Consiglio di Stato, Sez. II, Sent. 01.06.2023 n. 5416
Il concetto di parziale difformità presuppone dunque che le modificazioni apportate all’intervento costruttivo assentito si concretizzino in divergenze qualitative e quantitative non incidenti sulle strutture essenziali dell’opera, mentre si è in presenza di difformità totale o di variazioni essenziali, sanzionabili con la misura della demolizione, quando i lavori riguardino un’opera diversa da quella prevista dall’atto di concessione per conformazione, strutturazione, destinazione, ubicazione (Cons. Stato., sez. II, 23 ottobre 2020, n. 6432; sez. VI, 24 giugno 2019, n. 4331).
Nel caso di specie, la realizzazione di un muro di contenimento che, anziché essere contenuto entro il limite assentito di un’altezza compresa tra 1,00 e 1,20 m., raggiunge i 2,35 m. (cioè un’altezza pressoché doppia) è certamente ascrivibile al novero delle modifiche sostanziali dell’opera, vieppiù se si considera che anche una semplice sopraelevazione autonoma di un muro di contenimento richiede il permesso di costruire in quanto si presenti idonea ad alterare stabilmente lo stato dei luoghi (Cons.
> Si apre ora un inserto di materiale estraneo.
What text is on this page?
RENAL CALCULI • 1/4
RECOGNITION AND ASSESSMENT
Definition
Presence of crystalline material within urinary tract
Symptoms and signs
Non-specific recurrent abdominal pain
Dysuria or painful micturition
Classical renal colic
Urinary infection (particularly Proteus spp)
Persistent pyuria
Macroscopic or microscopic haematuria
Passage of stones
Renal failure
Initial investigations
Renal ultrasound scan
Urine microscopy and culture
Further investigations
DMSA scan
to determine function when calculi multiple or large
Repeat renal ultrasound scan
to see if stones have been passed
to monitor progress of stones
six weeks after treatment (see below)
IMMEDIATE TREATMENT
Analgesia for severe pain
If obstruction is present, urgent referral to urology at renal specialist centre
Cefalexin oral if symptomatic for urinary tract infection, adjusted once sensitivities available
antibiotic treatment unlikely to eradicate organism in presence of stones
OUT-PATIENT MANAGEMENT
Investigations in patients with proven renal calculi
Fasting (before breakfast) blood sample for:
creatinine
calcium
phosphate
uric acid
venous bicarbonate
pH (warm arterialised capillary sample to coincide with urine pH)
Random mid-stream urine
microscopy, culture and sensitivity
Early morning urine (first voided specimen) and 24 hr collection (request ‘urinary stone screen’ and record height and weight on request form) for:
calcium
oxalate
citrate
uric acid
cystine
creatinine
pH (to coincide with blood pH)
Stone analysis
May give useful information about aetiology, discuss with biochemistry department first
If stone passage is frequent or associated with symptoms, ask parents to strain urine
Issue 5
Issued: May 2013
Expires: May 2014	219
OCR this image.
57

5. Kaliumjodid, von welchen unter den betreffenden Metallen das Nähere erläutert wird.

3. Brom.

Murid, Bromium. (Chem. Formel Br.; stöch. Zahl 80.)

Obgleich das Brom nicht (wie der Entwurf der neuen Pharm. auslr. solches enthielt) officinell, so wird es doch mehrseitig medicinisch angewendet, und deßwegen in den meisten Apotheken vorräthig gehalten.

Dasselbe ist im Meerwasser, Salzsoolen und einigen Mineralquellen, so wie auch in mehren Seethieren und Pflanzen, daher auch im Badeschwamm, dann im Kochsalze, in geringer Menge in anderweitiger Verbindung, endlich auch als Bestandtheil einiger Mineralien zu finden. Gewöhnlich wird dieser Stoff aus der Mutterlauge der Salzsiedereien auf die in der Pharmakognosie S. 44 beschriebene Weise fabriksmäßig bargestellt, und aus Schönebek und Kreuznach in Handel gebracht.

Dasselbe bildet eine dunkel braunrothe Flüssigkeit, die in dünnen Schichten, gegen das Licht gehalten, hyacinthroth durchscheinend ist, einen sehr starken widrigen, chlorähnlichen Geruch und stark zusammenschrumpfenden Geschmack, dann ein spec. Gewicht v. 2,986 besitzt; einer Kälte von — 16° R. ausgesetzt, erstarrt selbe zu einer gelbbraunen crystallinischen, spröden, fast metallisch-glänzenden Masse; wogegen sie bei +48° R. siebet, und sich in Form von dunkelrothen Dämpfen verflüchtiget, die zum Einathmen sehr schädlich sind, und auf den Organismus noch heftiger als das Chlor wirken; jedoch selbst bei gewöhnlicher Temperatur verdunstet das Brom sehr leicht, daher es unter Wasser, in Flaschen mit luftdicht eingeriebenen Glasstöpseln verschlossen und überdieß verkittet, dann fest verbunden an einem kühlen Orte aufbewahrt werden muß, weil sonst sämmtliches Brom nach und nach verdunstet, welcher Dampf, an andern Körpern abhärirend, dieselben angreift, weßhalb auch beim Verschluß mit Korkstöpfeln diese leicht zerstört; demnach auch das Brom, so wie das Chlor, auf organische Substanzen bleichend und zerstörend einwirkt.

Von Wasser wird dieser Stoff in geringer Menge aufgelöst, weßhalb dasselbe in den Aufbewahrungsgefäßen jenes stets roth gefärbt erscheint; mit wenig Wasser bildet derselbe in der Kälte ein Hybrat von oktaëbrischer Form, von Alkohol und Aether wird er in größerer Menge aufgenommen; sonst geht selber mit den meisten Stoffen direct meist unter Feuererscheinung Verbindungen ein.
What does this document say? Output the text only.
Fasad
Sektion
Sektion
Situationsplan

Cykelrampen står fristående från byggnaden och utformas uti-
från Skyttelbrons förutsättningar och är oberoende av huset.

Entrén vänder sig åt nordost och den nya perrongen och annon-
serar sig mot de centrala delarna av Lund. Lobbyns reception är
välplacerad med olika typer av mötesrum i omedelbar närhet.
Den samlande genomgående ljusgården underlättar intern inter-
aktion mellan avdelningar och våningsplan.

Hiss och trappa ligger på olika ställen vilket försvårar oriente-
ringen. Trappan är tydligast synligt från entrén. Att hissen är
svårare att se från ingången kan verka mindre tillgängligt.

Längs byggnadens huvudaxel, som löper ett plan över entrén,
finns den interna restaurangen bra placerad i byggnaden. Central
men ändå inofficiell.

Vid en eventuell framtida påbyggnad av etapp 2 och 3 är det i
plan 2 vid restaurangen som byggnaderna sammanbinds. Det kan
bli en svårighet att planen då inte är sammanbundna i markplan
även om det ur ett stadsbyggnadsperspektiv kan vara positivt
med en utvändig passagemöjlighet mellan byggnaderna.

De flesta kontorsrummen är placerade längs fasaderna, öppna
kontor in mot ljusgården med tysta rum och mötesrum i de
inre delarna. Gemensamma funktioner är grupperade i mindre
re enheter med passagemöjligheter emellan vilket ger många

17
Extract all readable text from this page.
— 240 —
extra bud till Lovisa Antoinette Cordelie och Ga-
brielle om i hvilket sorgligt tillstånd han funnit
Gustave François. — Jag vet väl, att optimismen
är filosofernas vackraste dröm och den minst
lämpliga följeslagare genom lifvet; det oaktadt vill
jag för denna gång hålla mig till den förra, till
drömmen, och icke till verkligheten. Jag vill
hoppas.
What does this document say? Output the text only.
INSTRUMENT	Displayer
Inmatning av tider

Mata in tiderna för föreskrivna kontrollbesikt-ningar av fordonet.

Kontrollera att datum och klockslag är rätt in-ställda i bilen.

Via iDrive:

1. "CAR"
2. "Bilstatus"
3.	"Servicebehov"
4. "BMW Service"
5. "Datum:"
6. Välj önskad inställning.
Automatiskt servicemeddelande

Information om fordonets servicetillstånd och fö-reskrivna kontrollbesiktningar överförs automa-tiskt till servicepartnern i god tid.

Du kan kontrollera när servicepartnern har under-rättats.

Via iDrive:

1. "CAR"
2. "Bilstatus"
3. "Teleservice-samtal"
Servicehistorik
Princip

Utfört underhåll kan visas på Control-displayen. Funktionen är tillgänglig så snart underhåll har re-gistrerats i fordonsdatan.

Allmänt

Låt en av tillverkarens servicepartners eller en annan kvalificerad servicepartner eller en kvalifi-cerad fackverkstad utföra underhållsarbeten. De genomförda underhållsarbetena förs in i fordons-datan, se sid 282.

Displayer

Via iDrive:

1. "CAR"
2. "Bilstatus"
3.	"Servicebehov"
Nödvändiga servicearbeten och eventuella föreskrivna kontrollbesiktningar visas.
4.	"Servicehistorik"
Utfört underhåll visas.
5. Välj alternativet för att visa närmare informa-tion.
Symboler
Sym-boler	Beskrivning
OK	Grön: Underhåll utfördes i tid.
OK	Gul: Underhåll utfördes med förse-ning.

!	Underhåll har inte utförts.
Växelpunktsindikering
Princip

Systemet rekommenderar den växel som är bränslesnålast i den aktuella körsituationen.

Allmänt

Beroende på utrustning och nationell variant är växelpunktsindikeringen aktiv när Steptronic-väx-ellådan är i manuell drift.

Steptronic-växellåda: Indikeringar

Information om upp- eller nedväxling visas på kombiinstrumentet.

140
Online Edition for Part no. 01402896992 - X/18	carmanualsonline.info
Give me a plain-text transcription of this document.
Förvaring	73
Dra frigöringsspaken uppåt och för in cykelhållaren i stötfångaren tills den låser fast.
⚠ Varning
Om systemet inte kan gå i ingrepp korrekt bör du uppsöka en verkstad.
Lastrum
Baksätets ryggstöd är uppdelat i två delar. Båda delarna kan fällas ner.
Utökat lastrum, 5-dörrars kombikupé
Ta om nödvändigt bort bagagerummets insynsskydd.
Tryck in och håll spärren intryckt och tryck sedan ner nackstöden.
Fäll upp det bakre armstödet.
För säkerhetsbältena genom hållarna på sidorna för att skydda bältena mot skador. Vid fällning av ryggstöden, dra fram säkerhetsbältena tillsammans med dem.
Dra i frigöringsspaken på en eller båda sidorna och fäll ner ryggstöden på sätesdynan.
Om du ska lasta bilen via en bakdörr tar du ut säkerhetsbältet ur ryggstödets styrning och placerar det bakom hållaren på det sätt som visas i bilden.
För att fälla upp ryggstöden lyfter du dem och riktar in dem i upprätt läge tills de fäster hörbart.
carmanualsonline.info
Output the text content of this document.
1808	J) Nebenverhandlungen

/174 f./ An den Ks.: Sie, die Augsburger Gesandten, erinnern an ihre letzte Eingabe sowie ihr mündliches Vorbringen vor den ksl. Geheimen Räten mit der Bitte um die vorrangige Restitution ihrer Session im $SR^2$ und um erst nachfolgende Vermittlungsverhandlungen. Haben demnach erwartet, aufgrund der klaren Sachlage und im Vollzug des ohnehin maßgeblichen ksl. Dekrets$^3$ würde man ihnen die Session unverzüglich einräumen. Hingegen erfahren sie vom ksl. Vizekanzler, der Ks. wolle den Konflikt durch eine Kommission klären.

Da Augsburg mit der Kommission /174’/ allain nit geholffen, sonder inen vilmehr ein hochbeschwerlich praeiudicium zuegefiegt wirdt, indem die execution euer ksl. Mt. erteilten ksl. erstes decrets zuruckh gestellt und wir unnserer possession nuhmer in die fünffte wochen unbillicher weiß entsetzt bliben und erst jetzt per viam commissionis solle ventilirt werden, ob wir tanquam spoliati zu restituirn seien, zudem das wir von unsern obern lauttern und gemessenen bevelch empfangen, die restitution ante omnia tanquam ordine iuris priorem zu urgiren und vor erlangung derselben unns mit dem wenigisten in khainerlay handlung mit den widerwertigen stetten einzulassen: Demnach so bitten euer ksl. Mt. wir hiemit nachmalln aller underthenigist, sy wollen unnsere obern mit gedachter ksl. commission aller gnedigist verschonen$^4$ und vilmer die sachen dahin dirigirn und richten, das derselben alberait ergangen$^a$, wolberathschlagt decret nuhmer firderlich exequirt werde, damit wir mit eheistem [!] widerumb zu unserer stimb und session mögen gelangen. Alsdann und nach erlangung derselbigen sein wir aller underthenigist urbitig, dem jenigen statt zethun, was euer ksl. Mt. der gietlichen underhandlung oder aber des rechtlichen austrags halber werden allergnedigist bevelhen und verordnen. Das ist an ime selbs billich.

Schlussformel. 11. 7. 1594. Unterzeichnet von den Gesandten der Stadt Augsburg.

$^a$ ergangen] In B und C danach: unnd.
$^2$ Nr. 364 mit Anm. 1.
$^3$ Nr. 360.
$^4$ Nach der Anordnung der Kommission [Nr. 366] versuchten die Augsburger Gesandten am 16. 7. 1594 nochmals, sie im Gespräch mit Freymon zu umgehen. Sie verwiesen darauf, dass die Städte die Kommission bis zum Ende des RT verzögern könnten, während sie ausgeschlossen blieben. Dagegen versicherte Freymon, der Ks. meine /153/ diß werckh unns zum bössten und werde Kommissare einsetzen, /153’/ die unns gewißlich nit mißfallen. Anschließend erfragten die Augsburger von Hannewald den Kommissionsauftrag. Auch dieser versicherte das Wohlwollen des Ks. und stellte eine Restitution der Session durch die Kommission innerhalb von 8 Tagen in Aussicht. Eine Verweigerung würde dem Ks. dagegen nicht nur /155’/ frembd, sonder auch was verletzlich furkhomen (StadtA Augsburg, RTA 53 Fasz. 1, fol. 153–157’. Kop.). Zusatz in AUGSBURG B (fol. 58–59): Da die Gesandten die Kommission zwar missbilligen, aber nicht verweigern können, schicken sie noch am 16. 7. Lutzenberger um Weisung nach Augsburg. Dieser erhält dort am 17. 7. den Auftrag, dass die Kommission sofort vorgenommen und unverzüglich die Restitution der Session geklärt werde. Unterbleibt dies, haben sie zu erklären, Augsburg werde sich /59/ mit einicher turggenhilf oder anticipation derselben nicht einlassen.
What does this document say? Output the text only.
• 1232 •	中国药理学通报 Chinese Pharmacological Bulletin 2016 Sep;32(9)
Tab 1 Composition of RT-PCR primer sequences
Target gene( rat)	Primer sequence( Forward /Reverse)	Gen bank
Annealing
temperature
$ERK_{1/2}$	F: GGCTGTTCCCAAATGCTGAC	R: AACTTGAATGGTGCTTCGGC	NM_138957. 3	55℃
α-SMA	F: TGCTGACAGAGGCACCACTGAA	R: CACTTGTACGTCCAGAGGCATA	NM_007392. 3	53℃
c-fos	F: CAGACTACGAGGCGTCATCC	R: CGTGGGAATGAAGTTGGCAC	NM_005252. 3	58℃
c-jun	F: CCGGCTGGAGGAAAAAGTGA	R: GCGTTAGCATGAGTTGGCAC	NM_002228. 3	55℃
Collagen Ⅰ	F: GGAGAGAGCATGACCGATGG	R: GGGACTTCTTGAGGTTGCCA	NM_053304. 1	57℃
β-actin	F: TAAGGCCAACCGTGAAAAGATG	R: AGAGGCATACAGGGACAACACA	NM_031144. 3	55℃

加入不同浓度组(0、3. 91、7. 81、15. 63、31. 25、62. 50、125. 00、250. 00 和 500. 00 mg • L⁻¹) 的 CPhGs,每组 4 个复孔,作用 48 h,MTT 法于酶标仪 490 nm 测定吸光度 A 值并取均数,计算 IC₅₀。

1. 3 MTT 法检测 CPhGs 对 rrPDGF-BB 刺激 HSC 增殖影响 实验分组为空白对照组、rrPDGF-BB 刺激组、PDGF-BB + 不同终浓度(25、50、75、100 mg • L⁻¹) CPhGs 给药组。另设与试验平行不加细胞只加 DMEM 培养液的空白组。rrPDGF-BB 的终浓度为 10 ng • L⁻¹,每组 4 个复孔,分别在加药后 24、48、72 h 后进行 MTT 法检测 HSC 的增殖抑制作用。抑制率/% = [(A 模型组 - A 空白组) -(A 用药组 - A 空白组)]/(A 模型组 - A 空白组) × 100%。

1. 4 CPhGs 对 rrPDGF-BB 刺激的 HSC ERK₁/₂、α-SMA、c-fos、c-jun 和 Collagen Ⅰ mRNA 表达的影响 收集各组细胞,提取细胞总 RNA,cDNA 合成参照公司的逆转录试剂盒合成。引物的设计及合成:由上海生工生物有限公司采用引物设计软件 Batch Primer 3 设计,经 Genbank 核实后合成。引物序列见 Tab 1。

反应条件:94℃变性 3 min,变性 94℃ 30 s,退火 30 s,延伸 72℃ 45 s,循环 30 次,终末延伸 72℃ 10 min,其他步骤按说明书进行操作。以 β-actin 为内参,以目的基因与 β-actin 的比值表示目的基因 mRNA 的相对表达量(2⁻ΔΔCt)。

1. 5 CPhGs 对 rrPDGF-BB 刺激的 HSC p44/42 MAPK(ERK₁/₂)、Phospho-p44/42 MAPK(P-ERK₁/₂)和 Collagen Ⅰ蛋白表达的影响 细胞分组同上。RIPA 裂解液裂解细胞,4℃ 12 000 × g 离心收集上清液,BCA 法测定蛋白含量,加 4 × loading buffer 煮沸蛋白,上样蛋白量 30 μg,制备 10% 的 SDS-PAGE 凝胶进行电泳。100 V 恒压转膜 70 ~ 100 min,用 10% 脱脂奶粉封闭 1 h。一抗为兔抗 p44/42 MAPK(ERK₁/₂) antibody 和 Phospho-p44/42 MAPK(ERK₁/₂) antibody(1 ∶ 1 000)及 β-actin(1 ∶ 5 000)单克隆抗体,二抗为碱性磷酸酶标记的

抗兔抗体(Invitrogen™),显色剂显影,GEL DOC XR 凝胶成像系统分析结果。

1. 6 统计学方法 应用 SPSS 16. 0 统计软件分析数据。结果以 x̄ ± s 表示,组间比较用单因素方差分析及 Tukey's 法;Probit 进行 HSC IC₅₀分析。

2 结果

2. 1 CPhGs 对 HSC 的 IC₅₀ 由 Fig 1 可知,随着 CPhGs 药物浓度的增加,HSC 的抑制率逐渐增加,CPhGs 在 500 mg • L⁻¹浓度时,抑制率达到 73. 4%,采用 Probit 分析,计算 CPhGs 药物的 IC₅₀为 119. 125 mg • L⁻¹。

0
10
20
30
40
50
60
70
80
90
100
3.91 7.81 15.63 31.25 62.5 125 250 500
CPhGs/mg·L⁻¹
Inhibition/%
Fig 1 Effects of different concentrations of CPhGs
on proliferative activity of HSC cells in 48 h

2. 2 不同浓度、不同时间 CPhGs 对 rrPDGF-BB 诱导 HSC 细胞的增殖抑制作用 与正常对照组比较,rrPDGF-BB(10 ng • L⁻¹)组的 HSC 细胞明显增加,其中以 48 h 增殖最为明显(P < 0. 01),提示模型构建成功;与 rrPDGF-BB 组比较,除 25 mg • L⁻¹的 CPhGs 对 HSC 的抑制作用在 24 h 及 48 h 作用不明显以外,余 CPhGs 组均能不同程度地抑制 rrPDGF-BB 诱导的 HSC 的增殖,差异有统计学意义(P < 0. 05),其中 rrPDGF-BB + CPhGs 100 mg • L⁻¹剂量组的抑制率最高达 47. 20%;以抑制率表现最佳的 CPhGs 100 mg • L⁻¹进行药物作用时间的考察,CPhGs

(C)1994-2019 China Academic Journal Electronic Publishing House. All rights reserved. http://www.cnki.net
Stato, sez. II, 13 dicembre 2019, n. 487).
In presenza di un illecito edilizio il provvedimento demolitorio assume, per pacifica giurisprudenza, natura vincolata e doverosa anche a distanza di lungo tempo dalla commissione dell’abuso e la sua adozione non richiede specifica motivazione in ordine alle ragioni di pubblico interesse diverse da quelle al mero ripristino della legalità violata (ex multis, Cons. Stato, sez. VI, 3 novembre 2022, n. 9656, sez. II, 20 luglio 2022, n. 6373).